Tuesday 3 July 2012

Nightwalk: A Journey to the Heart of Nature by Chris Yates

Yates has used a simple and effective framework, a walk over one night on the North Downs. Although a well known fisherman and writer on the subject, once a year in summer he gets the urge to walk out under the stars and keep moving throughout the night. This book is a record of a single walk but also reflections on his childhood within nature, encounters both on the night and previously with wildlife and their habitats at night, and the differences in quality between night and day.

I was initially a little irritated with Yates' need to name rather than just be within his environment, but his lyrical prose and evocation of all the things that make me need to be in and around the natural environment had be utterly captivated by the end. To me, this is an important addition to the nature writing genre, many books have been written about walking but this is the first I've read about the unique qualities of our night time environment.
Only Human by Gareth Roberts

A good short read for an afternoon or a great book for kids, this Doctor Who story goes right back to series one and features Rose, Christopher Ecclestone's Doctor and Captain Jack.

We open with a strange diary entry from 7 year old Chantal in the year 438,533. Humans are obviously still around, but language has shifted. Chantal speaks of 'wrong-feelings' and genetically re-engineering her cat.

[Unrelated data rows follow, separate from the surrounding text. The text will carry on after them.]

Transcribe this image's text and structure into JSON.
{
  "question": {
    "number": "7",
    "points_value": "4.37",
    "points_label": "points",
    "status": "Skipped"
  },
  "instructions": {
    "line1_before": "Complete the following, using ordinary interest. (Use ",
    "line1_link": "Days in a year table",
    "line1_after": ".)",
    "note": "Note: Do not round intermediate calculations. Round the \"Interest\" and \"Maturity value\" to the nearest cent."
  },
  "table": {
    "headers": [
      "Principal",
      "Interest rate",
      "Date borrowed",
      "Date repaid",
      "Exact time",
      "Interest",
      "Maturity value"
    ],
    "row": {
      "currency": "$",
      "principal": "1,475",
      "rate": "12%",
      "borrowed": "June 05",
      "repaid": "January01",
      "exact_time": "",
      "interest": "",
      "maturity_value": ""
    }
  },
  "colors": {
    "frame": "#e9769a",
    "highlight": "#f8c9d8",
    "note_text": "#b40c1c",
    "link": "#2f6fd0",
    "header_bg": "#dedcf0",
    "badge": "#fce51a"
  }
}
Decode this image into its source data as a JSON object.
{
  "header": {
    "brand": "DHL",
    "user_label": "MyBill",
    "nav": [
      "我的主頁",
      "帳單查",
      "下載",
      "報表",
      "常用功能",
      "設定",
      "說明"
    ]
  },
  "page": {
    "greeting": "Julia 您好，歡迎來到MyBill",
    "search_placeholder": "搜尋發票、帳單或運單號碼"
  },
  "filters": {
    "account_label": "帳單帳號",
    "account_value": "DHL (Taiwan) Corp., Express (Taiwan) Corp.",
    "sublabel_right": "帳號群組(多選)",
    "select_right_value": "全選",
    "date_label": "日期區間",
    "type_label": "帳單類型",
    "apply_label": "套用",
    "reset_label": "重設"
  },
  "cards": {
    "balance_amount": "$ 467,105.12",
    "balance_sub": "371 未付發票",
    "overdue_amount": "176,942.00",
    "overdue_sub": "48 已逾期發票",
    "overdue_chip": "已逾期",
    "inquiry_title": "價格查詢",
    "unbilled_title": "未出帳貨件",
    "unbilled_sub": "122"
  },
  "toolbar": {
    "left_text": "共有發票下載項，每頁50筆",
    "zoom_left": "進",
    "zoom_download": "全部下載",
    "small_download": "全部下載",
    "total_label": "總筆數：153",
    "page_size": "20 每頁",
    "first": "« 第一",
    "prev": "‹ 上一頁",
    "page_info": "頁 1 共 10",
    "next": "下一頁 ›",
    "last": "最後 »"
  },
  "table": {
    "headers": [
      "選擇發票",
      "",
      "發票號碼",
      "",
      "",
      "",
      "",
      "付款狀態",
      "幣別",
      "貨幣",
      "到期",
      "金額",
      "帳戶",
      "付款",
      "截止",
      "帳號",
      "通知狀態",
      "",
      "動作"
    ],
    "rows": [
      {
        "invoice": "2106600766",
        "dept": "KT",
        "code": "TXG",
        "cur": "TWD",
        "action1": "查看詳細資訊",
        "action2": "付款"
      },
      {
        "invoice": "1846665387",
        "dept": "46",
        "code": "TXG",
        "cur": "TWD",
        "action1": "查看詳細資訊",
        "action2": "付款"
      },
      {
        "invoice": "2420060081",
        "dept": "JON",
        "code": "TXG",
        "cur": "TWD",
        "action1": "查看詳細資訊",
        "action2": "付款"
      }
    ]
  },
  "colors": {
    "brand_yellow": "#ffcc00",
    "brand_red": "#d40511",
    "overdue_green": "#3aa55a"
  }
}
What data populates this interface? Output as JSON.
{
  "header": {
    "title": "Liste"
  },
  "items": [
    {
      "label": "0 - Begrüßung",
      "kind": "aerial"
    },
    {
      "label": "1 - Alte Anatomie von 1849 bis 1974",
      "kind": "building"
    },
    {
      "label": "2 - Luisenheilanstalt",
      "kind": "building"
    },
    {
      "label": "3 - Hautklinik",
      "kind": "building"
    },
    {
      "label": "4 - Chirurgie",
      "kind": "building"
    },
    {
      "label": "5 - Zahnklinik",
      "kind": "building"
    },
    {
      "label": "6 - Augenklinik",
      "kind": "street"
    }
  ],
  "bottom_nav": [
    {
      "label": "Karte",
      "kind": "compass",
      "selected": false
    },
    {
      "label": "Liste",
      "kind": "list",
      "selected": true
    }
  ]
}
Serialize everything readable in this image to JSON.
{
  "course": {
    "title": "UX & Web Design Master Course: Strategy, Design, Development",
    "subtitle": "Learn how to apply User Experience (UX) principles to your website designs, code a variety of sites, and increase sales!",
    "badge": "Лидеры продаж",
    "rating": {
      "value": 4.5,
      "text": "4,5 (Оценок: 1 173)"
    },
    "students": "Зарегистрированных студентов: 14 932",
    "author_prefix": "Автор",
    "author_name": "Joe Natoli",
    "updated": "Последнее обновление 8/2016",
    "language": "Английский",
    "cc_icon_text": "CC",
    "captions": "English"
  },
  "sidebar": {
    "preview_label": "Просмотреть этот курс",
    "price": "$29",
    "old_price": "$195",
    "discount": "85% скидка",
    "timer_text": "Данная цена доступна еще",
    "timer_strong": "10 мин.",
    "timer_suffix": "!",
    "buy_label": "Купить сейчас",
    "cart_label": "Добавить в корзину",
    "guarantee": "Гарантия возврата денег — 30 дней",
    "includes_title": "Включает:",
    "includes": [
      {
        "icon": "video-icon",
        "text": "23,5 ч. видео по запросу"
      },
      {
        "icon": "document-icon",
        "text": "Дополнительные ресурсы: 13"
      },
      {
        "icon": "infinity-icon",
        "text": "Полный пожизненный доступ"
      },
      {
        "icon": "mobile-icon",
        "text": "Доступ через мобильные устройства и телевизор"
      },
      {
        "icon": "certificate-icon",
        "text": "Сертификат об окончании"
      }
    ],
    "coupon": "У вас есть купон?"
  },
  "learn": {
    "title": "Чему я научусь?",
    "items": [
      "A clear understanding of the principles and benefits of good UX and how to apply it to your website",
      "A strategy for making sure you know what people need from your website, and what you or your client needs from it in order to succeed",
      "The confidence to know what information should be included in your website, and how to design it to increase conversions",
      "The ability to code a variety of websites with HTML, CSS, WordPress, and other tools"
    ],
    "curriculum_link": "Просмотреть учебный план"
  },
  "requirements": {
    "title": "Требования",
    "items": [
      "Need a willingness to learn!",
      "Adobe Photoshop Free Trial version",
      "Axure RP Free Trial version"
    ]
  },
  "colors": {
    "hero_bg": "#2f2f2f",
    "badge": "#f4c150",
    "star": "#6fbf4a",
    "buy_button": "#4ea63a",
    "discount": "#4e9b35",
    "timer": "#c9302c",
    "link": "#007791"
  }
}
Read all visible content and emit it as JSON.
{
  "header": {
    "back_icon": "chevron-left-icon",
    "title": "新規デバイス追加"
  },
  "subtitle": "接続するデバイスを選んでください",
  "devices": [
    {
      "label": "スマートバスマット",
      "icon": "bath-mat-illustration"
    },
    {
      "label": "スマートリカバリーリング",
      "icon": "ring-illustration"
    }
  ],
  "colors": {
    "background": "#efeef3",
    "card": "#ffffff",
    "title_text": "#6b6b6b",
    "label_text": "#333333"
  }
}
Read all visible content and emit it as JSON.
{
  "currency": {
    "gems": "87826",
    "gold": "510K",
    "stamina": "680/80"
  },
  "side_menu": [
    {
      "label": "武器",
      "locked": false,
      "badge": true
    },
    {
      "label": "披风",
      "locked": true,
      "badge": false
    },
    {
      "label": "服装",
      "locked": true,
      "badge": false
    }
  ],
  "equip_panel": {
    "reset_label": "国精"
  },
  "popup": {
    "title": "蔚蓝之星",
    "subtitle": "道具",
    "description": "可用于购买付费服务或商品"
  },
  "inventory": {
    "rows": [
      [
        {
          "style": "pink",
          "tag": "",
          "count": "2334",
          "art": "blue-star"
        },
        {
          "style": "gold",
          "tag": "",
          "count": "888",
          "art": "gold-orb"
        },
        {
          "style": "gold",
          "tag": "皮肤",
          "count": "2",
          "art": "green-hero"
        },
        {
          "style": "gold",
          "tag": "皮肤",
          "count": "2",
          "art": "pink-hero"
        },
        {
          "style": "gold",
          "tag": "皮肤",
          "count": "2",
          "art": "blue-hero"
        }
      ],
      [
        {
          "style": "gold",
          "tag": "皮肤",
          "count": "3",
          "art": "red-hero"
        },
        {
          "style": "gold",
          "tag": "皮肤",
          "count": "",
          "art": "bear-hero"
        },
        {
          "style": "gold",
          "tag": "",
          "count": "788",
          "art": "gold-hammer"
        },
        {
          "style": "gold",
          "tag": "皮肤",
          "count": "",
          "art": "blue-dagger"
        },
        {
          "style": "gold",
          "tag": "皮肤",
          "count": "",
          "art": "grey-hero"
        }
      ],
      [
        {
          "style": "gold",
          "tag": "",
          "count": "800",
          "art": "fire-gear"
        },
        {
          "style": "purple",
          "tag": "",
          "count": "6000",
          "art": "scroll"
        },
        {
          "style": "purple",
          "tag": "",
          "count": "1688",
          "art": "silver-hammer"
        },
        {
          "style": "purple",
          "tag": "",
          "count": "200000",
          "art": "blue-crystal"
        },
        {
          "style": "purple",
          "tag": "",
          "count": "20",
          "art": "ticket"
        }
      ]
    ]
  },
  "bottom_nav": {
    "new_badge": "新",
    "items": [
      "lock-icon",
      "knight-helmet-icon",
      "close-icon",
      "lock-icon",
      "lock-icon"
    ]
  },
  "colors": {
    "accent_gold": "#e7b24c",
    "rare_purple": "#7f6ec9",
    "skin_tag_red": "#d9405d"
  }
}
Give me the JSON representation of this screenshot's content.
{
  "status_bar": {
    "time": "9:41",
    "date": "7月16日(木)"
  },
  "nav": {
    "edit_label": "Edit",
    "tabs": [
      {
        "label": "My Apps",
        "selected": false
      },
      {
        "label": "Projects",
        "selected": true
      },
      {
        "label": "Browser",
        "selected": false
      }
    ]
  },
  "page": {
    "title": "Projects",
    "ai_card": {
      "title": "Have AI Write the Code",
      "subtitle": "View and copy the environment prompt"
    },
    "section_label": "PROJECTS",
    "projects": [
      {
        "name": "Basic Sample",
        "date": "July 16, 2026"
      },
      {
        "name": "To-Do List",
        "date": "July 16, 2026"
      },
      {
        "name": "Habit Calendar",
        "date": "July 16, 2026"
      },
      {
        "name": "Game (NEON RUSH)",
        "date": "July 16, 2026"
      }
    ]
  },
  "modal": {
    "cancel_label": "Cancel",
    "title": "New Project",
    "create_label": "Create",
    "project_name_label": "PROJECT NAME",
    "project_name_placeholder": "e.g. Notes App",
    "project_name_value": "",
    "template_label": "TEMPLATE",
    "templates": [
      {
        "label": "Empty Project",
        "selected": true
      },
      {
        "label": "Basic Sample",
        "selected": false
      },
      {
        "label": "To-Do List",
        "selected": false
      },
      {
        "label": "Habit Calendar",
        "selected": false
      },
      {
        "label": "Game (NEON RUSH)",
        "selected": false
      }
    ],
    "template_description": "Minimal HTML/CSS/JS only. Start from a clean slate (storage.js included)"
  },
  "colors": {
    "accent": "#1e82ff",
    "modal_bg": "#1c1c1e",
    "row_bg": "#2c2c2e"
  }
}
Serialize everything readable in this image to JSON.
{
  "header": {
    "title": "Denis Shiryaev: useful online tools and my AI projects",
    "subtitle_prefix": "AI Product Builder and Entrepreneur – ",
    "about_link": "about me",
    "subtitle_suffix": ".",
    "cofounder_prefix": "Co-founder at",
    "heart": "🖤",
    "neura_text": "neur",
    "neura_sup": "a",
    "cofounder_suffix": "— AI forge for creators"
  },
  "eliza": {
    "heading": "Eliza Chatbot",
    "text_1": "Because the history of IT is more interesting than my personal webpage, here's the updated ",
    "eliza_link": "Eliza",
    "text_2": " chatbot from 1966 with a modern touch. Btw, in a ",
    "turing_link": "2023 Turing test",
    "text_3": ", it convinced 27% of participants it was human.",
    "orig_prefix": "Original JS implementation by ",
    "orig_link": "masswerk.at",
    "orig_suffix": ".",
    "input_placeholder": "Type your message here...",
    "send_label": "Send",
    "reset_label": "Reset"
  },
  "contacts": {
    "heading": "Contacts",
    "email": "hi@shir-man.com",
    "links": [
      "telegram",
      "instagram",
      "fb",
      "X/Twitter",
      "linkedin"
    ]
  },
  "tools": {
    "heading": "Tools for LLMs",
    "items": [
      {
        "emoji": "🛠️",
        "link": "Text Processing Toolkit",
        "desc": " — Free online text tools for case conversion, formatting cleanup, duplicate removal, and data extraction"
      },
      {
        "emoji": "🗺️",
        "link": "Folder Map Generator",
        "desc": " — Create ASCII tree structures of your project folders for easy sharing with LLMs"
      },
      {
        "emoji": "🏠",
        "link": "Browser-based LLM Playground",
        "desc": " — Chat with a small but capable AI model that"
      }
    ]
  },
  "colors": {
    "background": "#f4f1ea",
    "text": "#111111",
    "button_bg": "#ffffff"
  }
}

From this unsettling entry we are hurtled into far more familiar territory, the carnage of people in fancy dress in a present day nightclub, a brawl begun over one bloke looking at another's girlfriend the wrong way and the thug who bites off more than he can chew when he picks a fight with a caveman. Except this one really is a caveman, well, a Neanderthal to be precise, a long long way from his own time.

Cue the TARDIS, and Rose, the Doctor and Jack just about to go on holiday to Kegron Pluva when a flashing warning light indicates a temporal disturbance and, as usual, the holiday is derailed for high adventure in 2005AD and 29,185BC involving Neanderthals, Homo Sapiens, humans from the 437th century and some lethal genetic engineering. The very best of Doctor Who, excellent witty characterisation and great imagination.
Walker's idea is very interesting, but the execution less so. Julia is an ordinary Californian teenager, waking up with her friend Hanna from a sleepover to another sunny morning. But everything has changed, the spin of the earth is slowing. Hanna's Mormon family leave for Utah to receive guidance from their leaders and when she returns their friendship has shattered apart. Julia's loneliness and her longing for the boy next door, Seth, is set against a landscape of unfolding horrors. The days continue to lengthen, becoming lethally hot, the night temperatures dipping to below freezing. The magnetosphere falters and fails, unleashing radiation onto the Earth's surface, and flora and fauna begin to die.

This would have been excellent as an epic, but it feels slight and not worked out.  Walker's use of an ordinary teenage life with the horrors of high school, adolescene and the tensions of tensions within her own family and divided loyalties is a refreshing angle. It was a brilliant idea but so disappointing in the end, I wanted to know more!
I freely admit, when it comes to a book I like closure, real life isn't like that so I like books to be like that. 

12 year old Adam Ryan is found standing in a clearing with his shoes full of blood. The police have been searching for him and his friends Peter and Jamie, they are never found. Adam has no memory of what happened to him or his companions.

Twenty years on Adam is now known as Rob and heading up a murder investigation. An archaeological dig is taking place on the site of the woods his friends disappeared in. A little girl's body has been found on a ritualistic stone table, her name is Katy and she was a star ballerina about to go to the Royal School of Ballet. As Rob and his DI partner Cassie investigate their progress is slow and difficult, but there is clearly something wrong at the heart of Katy's family. Rob's life begins to unravel in the presence of the place where so much unknown horror unfolded in his own life and the tension is ratcheted up and up.

I understood the reasons for Rob's constant reflections along the lines of 'this is how it all went wrong' but it irritated me, as did the lack of resolutions. I like neat ends in books, so sue me!